Michael Freund is an American-born Israeli political activist and non-profit executive who advocates on behalf of individuals and groups who self-identify as Jews or would-be Jews, including self-described descendants of the Lost tribes of Israel, crypto-Jews, hidden Jews, Jews forcibly assimilated under Communist rule, and converts to Judaism, attempting to regularize their legal status as Jews under Israeli law and secure permission for them to immigrate to Israel under the Law of Return. He founded the organization Shavei Israel. He is also a veteran syndicated columnist and feature writer for The Jerusalem Post[1]
Freund grew up on the Upper East Side of Manhattan and attended the Ramaz School and Princeton.[2] [3] He spent a post-college year in Israel, studying in a yeshiva and working part-time for the concert pianist and journalist David Bar-Illan. He returned to New York as a speechwriter and aide with the Israeli Mission to the United Nations, then went on to earn a graduate degree in business administration from Columbia University.[2]
At the age of 16, Freund became religiously observant[4] and he later made aliyah to Israel in 1995.[2]
Freund is the son of Harry Freund, co-founder of the merchant-banking firm Balfour Investors and grandson of Miriam Freund-Rosenthal, a former President of Hadassah Women's Zionist Organization of America.[2]
Freund worked for a year with a short-lived NGO called Peace Watch, a right-of-center group monitoring the Oslo Accords. When Peace Watch closed, he took a job with the Sapanut Bank in Tel Aviv, work he did not enjoy.[2] In 1996, he became the deputy director of communications under Prime Minister Binyamin Netanyahu.[3] [5] After Netanyahu lost the 1999 election to Ehud Barak, Freund took a job with Ruder Finn, a Jerusalem public relations firm.
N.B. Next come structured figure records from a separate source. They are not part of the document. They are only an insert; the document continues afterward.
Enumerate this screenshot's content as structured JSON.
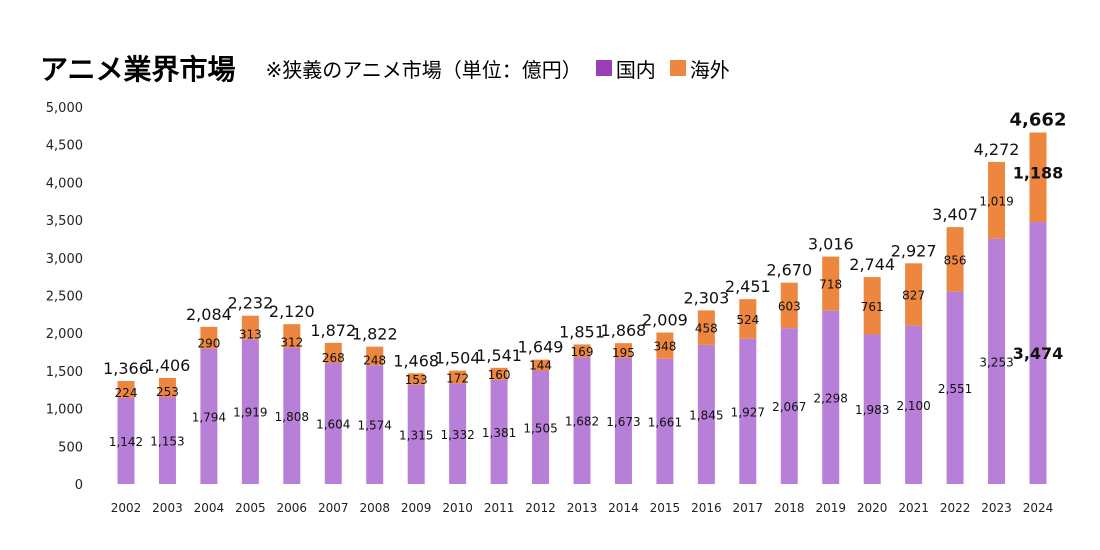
{
  "chart_data": {
    "type": "bar",
    "stacked": true,
    "title": "アニメ業界市場",
    "subtitle": "※狭義のアニメ市場（単位：億円）",
    "ylim": [
      0,
      5000
    ],
    "yticks": [
      "0",
      "500",
      "1,000",
      "1,500",
      "2,000",
      "2,500",
      "3,000",
      "3,500",
      "4,000",
      "4,500",
      "5,000"
    ],
    "ytick_values": [
      0,
      500,
      1000,
      1500,
      2000,
      2500,
      3000,
      3500,
      4000,
      4500,
      5000
    ],
    "categories": [
      "2002",
      "2003",
      "2004",
      "2005",
      "2006",
      "2007",
      "2008",
      "2009",
      "2010",
      "2011",
      "2012",
      "2013",
      "2014",
      "2015",
      "2016",
      "2017",
      "2018",
      "2019",
      "2020",
      "2021",
      "2022",
      "2023",
      "2024"
    ],
    "series": [
      {
        "name": "国内",
        "color": "#b87fd9",
        "values": [
          1142,
          1153,
          1794,
          1919,
          1808,
          1604,
          1574,
          1315,
          1332,
          1381,
          1505,
          1682,
          1673,
          1661,
          1845,
          1927,
          2067,
          2298,
          1983,
          2100,
          2551,
          3253,
          3474
        ],
        "labels": [
          "1,142",
          "1,153",
          "1,794",
          "1,919",
          "1,808",
          "1,604",
          "1,574",
          "1,315",
          "1,332",
          "1,381",
          "1,505",
          "1,682",
          "1,673",
          "1,661",
          "1,845",
          "1,927",
          "2,067",
          "2,298",
          "1,983",
          "2,100",
          "2,551",
          "3,253",
          "3,474"
        ]
      },
      {
        "name": "海外",
        "color": "#ed8740",
        "values": [
          224,
          253,
          290,
          313,
          312,
          268,
          248,
          153,
          172,
          160,
          144,
          169,
          195,
          348,
          458,
          524,
          603,
          718,
          761,
          827,
          856,
          1019,
          1188
        ],
        "labels": [
          "224",
          "253",
          "290",
          "313",
          "312",
          "268",
          "248",
          "153",
          "172",
          "160",
          "144",
          "169",
          "195",
          "348",
          "458",
          "524",
          "603",
          "718",
          "761",
          "827",
          "856",
          "1,019",
          "1,188"
        ]
      }
    ],
    "totals": [
      1366,
      1406,
      2084,
      2232,
      2120,
      1872,
      1822,
      1468,
      1504,
      1541,
      1649,
      1851,
      1868,
      2009,
      2303,
      2451,
      2670,
      3016,
      2744,
      2927,
      3407,
      4272,
      4662
    ],
    "total_labels": [
      "1,366",
      "1,406",
      "2,084",
      "2,232",
      "2,120",
      "1,872",
      "1,822",
      "1,468",
      "1,504",
      "1,541",
      "1,649",
      "1,851",
      "1,868",
      "2,009",
      "2,303",
      "2,451",
      "2,670",
      "3,016",
      "2,744",
      "2,927",
      "3,407",
      "4,272",
      "4,662"
    ],
    "legend": "top",
    "grid": false
  }
}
At some point, backed by family money, he left his job in public relations to devote himself to the work of "returning lost" Jewish groups to Israel.[2]
Freund was introduced to the cause that would shape his career while working for the Prime Minister, when he read a letter from the Bnei Menashe community of eastern India, a group that claims descent from the lost Israelite tribe of Menashe. In the letter, they pleaded with the Prime Minister to enable them to make aliyah.[5] [3] He became involved through the bureaucracy in arranging for large numbers of Bnei Menashe to make Aliya.[2]
Freund began to work with Rabbi Eliyahu Avichail whose organization Amishav was founded in 1975 to help "lost" Jews "return" to Israel, splitting with him to found Shavei Israel in 2002.[2] [6] He became the largest funder of Shavei Israel.[2]
According to Freund, the Bnei Menashe and similar groups "constitute a large, untapped demographic and spiritual reservoir for Israel and the Jewish people.”
For his work with Shavei Israel, Freund has been awarded a number of prizes, including the Moskowitz Prize for Zionism[7] [8] [9] and the Jerusalem Prize.[10]
Shavei Israel was sued in Israel by Freund's former spouse, Sarah Green, after the couple split in a contentious divorce. Sarah Green’s father, Pincus Green, was a partner with billionaire commodities trader Marc Rich who was indicted on multiple counts for tax evasion and later pardoned by Bill Clinton in 2001 during his final day as president.[11]